Соединив стороны угла жирной чертой, Рычалов начал заштриховывать получившийся треугольник.
– То есть ты хочешь сказать, что, возможно, никакого ограбления и не было?
– Да. Третья версия – инсценировка ограбления в политических целях.
– Сомнительно, – сказал я.
Рычалов удивленно посмотрел на меня: он не привык к тому, чтобы члены кружка из предложенных им посылок делали неожиданные для него выводы.
– В отличие от тебя, я хорошо знаю Димитрия. Он бы не пошел на подобное…
Рычалов развел руками:
– Война есть война. Но как бы то ни было, а эту гипотезу проверить следует. Надеюсь, тут у тебя возражений нет?
В этом я с ним был согласен.
– На Дубовицкого рассчитывать нельзя? – утвердительно спросил он.
– Дубовицкий – пустое место. Но хуже другое: уголовный розыск не имеет опорных пунктов ни на Хитровке, ни на Сухаревке. Как ни странно, я боюсь, что проверка версии относительно уголовников окажется наиболее трудной. Придется в основном действовать методом облав и повальных обысков.
– Да, жаль, что мы упустили то дело, – сказал Рычалов. – Обидно. Если бы мы тогда занялись всерьез, то не оказались бы в таком положении. Ведь само в руки шло…
Рычалов подразумевал события весны прошлого года, когда Москву обошло воззвание, составленное группой амнистированных уголовников. «Товарищи воры и грабители! – писалось в нем. – Мы живем сейчас, как травленые звери, принужденные насилием добывать себе пропитание или помирать от голода, ибо «честные» и сытые не допускают нас к честному труду… Товарищи, надо нам сообща обсудить наши дела и недуги, надо найти выход, создать свою организацию, свою газету, надо порвать с жизнью преступлений и травли». Воззвание заканчивалось предложением созвать митинг в Харитоньевском работном доме.

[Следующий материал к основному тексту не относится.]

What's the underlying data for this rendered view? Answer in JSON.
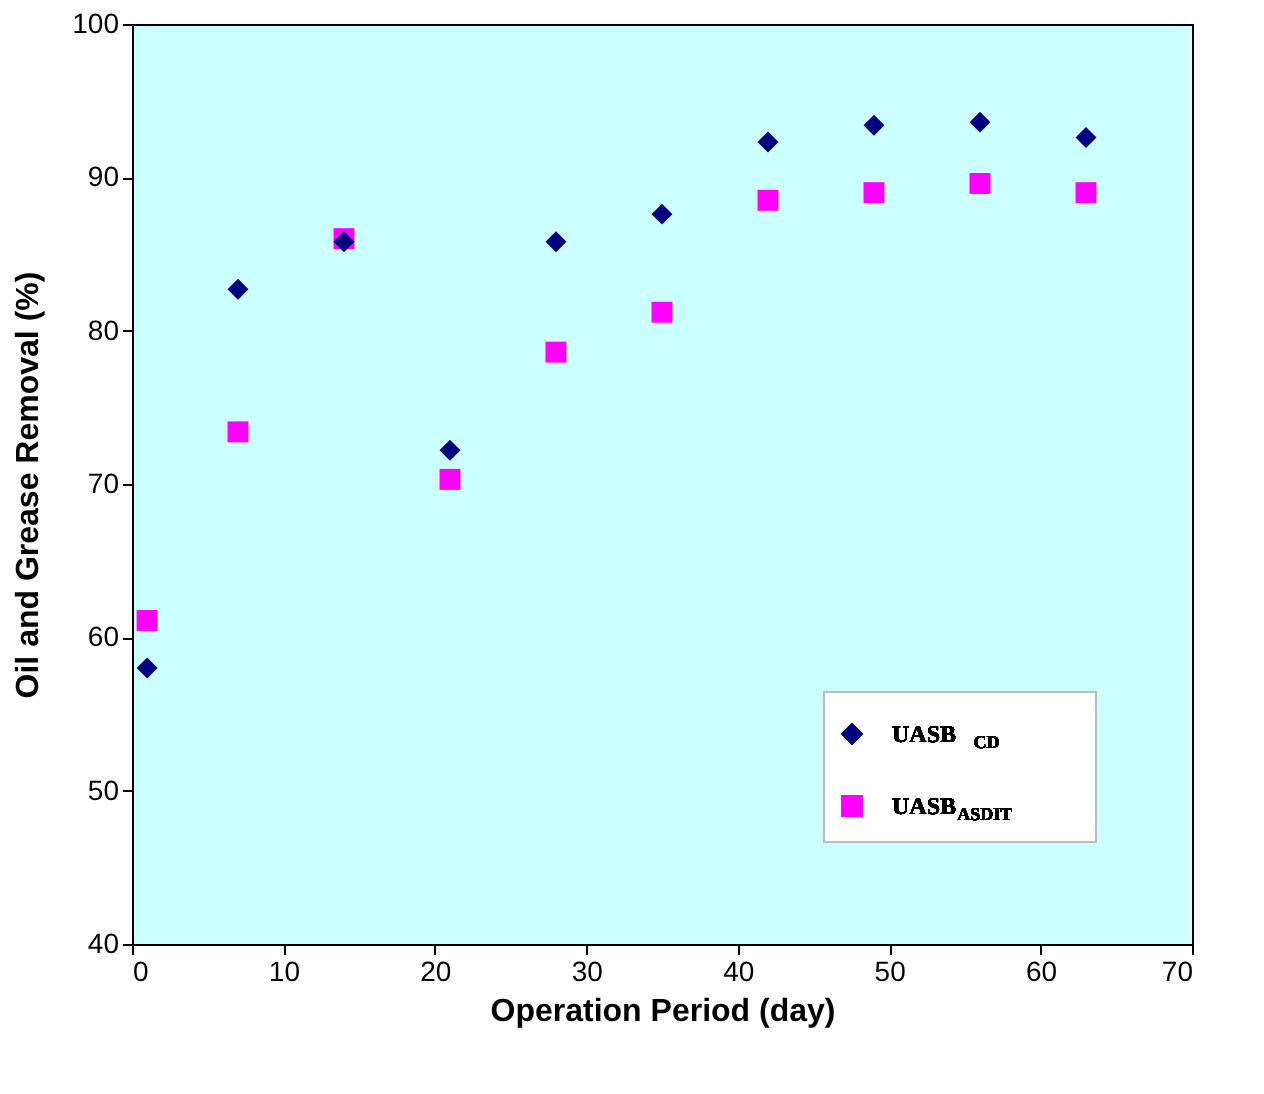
{
  "chart_data": {
    "type": "scatter",
    "xlabel": "Operation Period (day)",
    "ylabel": "Oil and Grease Removal  (%)",
    "xlim": [
      0,
      70
    ],
    "xticks": [
      0,
      10,
      20,
      30,
      40,
      50,
      60,
      70
    ],
    "ylim": [
      40,
      100
    ],
    "yticks": [
      40,
      50,
      60,
      70,
      80,
      90,
      100
    ],
    "x": [
      1,
      7,
      14,
      21,
      28,
      35,
      42,
      49,
      56,
      63
    ],
    "series": [
      {
        "name": "UASB $_{CD}$",
        "color": "#000080",
        "marker": "diamond",
        "values": [
          58,
          82.7,
          85.8,
          72.2,
          85.8,
          87.6,
          92.3,
          93.4,
          93.6,
          92.6
        ]
      },
      {
        "name": "UASB$_{ASDIT}$",
        "color": "#ff00ff",
        "marker": "square",
        "values": [
          61.1,
          73.4,
          86,
          70.3,
          78.6,
          81.2,
          88.5,
          89,
          89.6,
          89
        ]
      }
    ],
    "grid": false,
    "legend": "bottom right"
  }
}
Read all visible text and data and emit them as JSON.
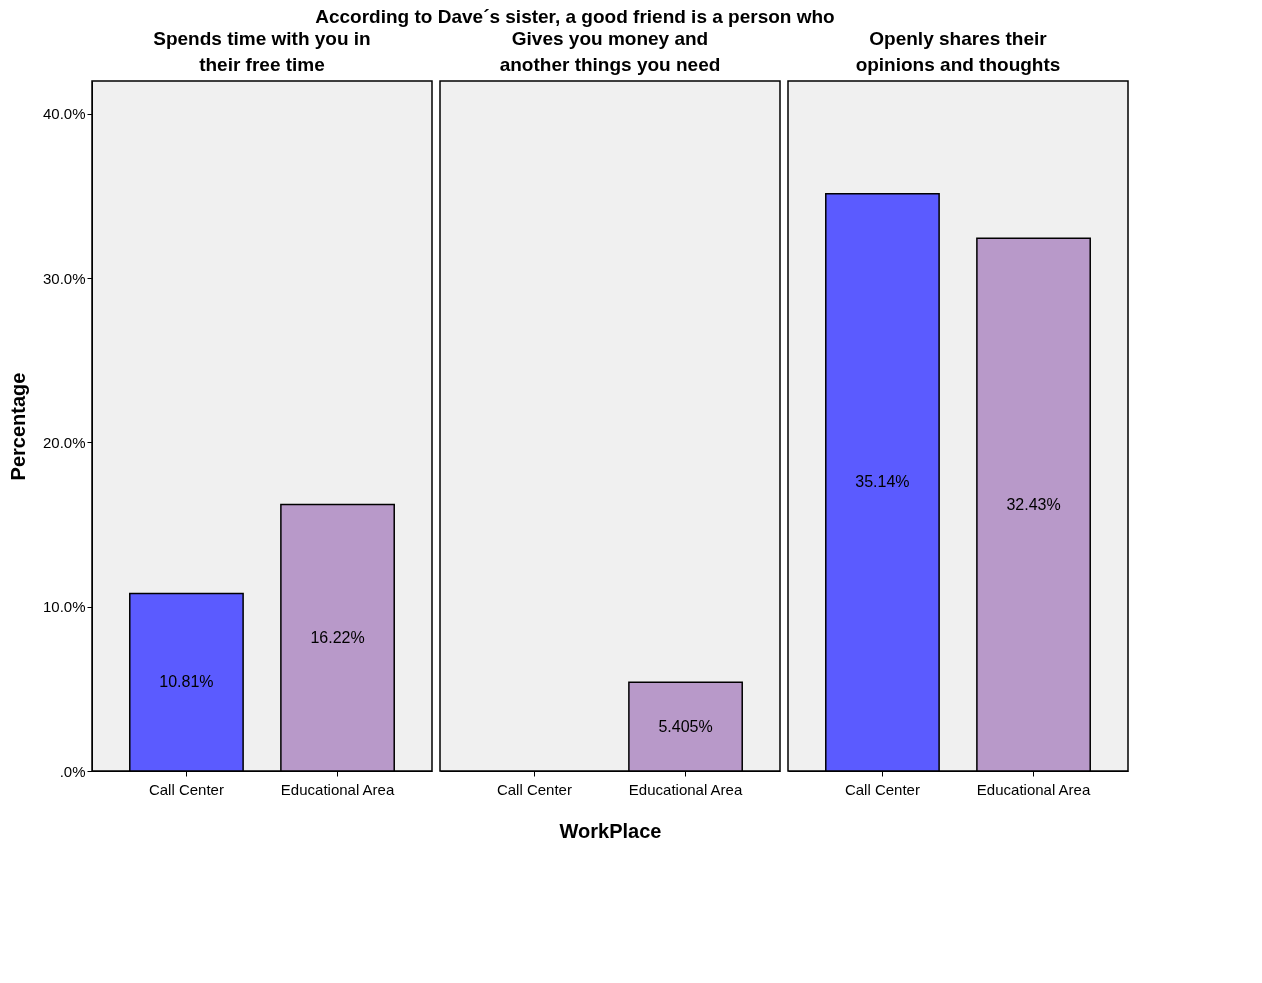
{
  "chart_data": [
    {
      "type": "bar",
      "annotations": [
        "According to Dave´s sister, a good friend is a person who"
      ],
      "title": "Spends time with you in their free time",
      "ylabel": "Percentage",
      "categories": [
        "Call Center",
        "Educational Area"
      ],
      "values": [
        10.81,
        16.22
      ],
      "colors": [
        "#5b5bff",
        "#b899c9"
      ],
      "value_labels": [
        "10.81%",
        "16.22%"
      ],
      "ylim": [
        0,
        42
      ],
      "yticks": [
        {
          "value": 0,
          "label": ".0%"
        },
        {
          "value": 10,
          "label": "10.0%"
        },
        {
          "value": 20,
          "label": "20.0%"
        },
        {
          "value": 30,
          "label": "30.0%"
        },
        {
          "value": 40,
          "label": "40.0%"
        }
      ],
      "grid": false
    },
    {
      "type": "bar",
      "title": "Gives you money and another things you need",
      "xlabel": "WorkPlace",
      "categories": [
        "Call Center",
        "Educational Area"
      ],
      "values": [
        null,
        5.405
      ],
      "colors": [
        "#5b5bff",
        "#b899c9"
      ],
      "value_labels": [
        null,
        "5.405%"
      ],
      "ylim": [
        0,
        42
      ],
      "tick_labels": "x",
      "grid": false
    },
    {
      "type": "bar",
      "title": "Openly shares their opinions and thoughts",
      "categories": [
        "Call Center",
        "Educational Area"
      ],
      "values": [
        35.14,
        32.43
      ],
      "colors": [
        "#5b5bff",
        "#b899c9"
      ],
      "value_labels": [
        "35.14%",
        "32.43%"
      ],
      "ylim": [
        0,
        42
      ],
      "tick_labels": "x",
      "grid": false
    }
  ]
}
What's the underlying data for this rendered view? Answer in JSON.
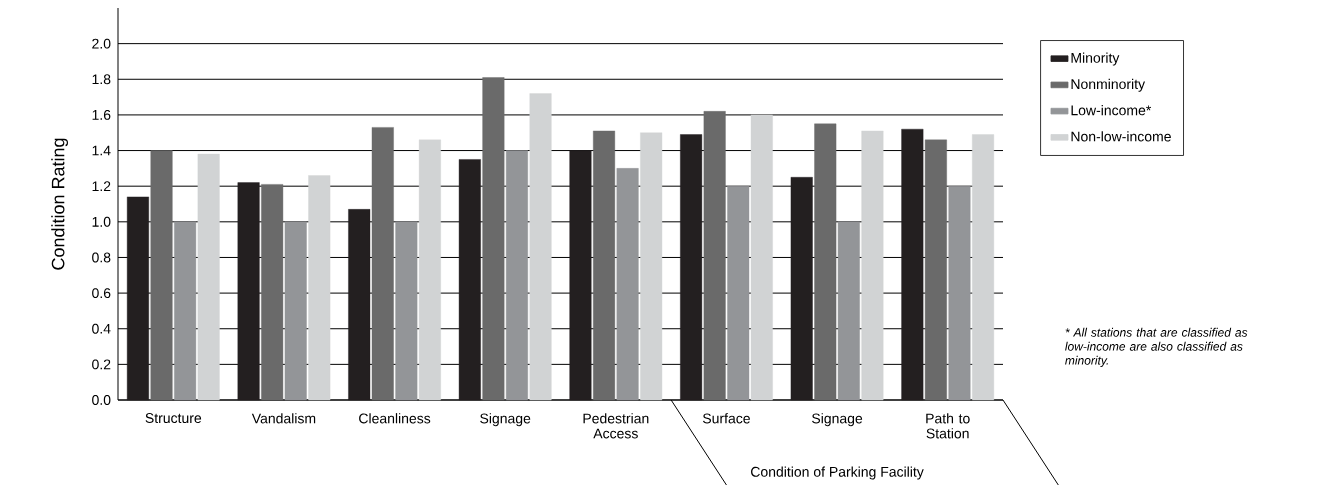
{
  "chart_data": {
    "type": "bar",
    "ylabel": "Condition Rating",
    "categories": [
      "Structure",
      "Vandalism",
      "Cleanliness",
      "Signage",
      "Pedestrian Access",
      "Surface",
      "Signage",
      "Path to Station"
    ],
    "series": [
      {
        "name": "Minority",
        "color": "#231f20",
        "values": [
          1.14,
          1.22,
          1.07,
          1.35,
          1.4,
          1.49,
          1.25,
          1.52
        ]
      },
      {
        "name": "Nonminority",
        "color": "#6a6a6a",
        "values": [
          1.4,
          1.21,
          1.53,
          1.81,
          1.51,
          1.62,
          1.55,
          1.46
        ]
      },
      {
        "name": "Low-income*",
        "color": "#939598",
        "values": [
          1.0,
          1.0,
          1.0,
          1.4,
          1.3,
          1.2,
          1.0,
          1.2
        ]
      },
      {
        "name": "Non-low-income",
        "color": "#d1d3d4",
        "values": [
          1.38,
          1.26,
          1.46,
          1.72,
          1.5,
          1.6,
          1.51,
          1.49
        ]
      }
    ],
    "ylim": [
      0,
      2.2
    ],
    "yticks": [
      {
        "value": 0,
        "label": "0.0"
      },
      {
        "value": 0.2,
        "label": "0.2"
      },
      {
        "value": 0.4,
        "label": "0.4"
      },
      {
        "value": 0.6,
        "label": "0.6"
      },
      {
        "value": 0.8,
        "label": "0.8"
      },
      {
        "value": 1.0,
        "label": "1.0"
      },
      {
        "value": 1.2,
        "label": "1.2"
      },
      {
        "value": 1.4,
        "label": "1.4"
      },
      {
        "value": 1.6,
        "label": "1.6"
      },
      {
        "value": 1.8,
        "label": "1.8"
      },
      {
        "value": 2.0,
        "label": "2.0"
      }
    ],
    "grid": "y",
    "legend": "right",
    "annotations": [
      "Condition of Parking Facility",
      "* All stations that are classified as low-income are also classified as minority."
    ]
  }
}
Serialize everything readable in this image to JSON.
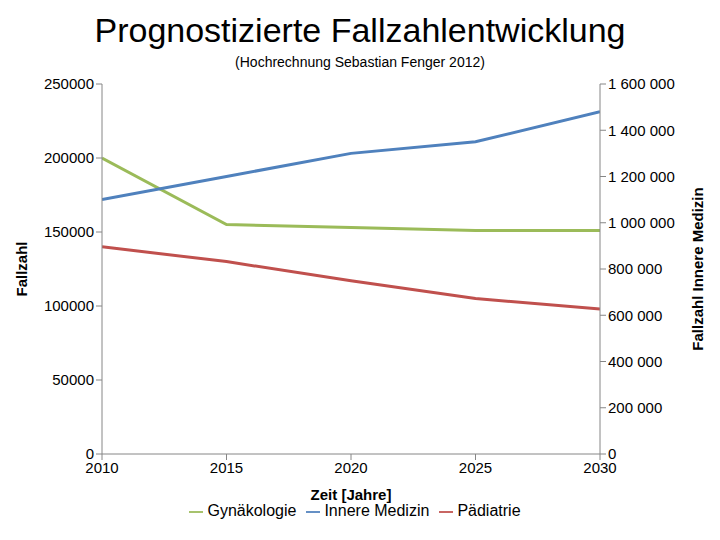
{
  "chart_data": {
    "type": "line",
    "title": "Prognostizierte Fallzahlentwicklung",
    "subtitle": "(Hochrechnung Sebastian Fenger 2012)",
    "x_label": "Zeit [Jahre]",
    "y_label": "Fallzahl",
    "y2_label": "Fallzahl Innere Medizin",
    "x": [
      2010,
      2015,
      2020,
      2025,
      2030
    ],
    "xlim": [
      2010,
      2030
    ],
    "xticks": [
      2010,
      2015,
      2020,
      2025,
      2030
    ],
    "ylim": [
      0,
      250000
    ],
    "yticks": [
      0,
      50000,
      100000,
      150000,
      200000,
      250000
    ],
    "y2lim": [
      0,
      1600000
    ],
    "y2ticks": [
      0,
      {
        "value": 200000,
        "label": "200 000"
      },
      {
        "value": 400000,
        "label": "400 000"
      },
      {
        "value": 600000,
        "label": "600 000"
      },
      {
        "value": 800000,
        "label": "800 000"
      },
      {
        "value": 1000000,
        "label": "1 000 000"
      },
      {
        "value": 1200000,
        "label": "1 200 000"
      },
      {
        "value": 1400000,
        "label": "1 400 000"
      },
      {
        "value": 1600000,
        "label": "1 600 000"
      }
    ],
    "grid": false,
    "legend": "bottom",
    "series": [
      {
        "name": "Pädiatrie",
        "color": "#c0504d",
        "values": [
          140000,
          130000,
          117000,
          105000,
          98000
        ]
      },
      {
        "name": "Gynäkologie",
        "color": "#9bbb59",
        "values": [
          200000,
          155000,
          153000,
          151000,
          151000
        ]
      },
      {
        "name": "Innere Medizin",
        "color": "#4f81bd",
        "values": [
          1100000,
          1200000,
          1300000,
          1350000,
          1480000
        ],
        "axis": "y2"
      }
    ]
  }
}
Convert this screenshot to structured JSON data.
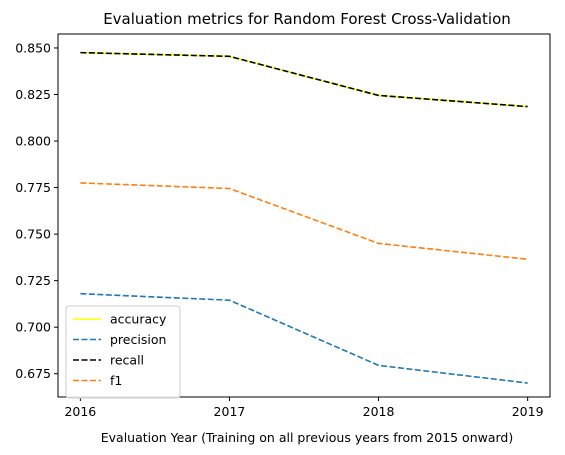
{
  "chart_data": {
    "type": "line",
    "title": "Evaluation metrics for Random Forest Cross-Validation",
    "xlabel": "Evaluation Year (Training on all previous years from 2015 onward)",
    "ylabel": "",
    "x": [
      2016,
      2017,
      2018,
      2019
    ],
    "x_tick_labels": [
      "2016",
      "2017",
      "2018",
      "2019"
    ],
    "xlim": [
      2015.85,
      2019.15
    ],
    "ylim": [
      0.6625,
      0.8575
    ],
    "y_ticks": [
      0.675,
      0.7,
      0.725,
      0.75,
      0.775,
      0.8,
      0.825,
      0.85
    ],
    "y_tick_labels": [
      "0.675",
      "0.700",
      "0.725",
      "0.750",
      "0.775",
      "0.800",
      "0.825",
      "0.850"
    ],
    "grid": false,
    "legend_position": "lower-left",
    "series": [
      {
        "name": "accuracy",
        "values": [
          0.8475,
          0.8455,
          0.8245,
          0.8185
        ],
        "color": "#ffff00",
        "dash": "solid"
      },
      {
        "name": "precision",
        "values": [
          0.718,
          0.7145,
          0.6795,
          0.67
        ],
        "color": "#1f77b4",
        "dash": "dashed"
      },
      {
        "name": "recall",
        "values": [
          0.8475,
          0.8455,
          0.8245,
          0.8185
        ],
        "color": "#000000",
        "dash": "dashed"
      },
      {
        "name": "f1",
        "values": [
          0.7775,
          0.7745,
          0.745,
          0.7365
        ],
        "color": "#ff7f0e",
        "dash": "dashed"
      }
    ]
  }
}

Этот митинг, на котором помимо амнистированных были представители различных партий и профсоюзов, состоялся в начале мая. Присутствовал на нем и Рычалов. По его словам, там имелась группа людей, с которыми, безусловно, стоило повозиться. К сожалению, многочисленные события и заботы тех напряженных для большевиков дней помешали Рычалову сразу заняться этим делом, а потом уже было поздно…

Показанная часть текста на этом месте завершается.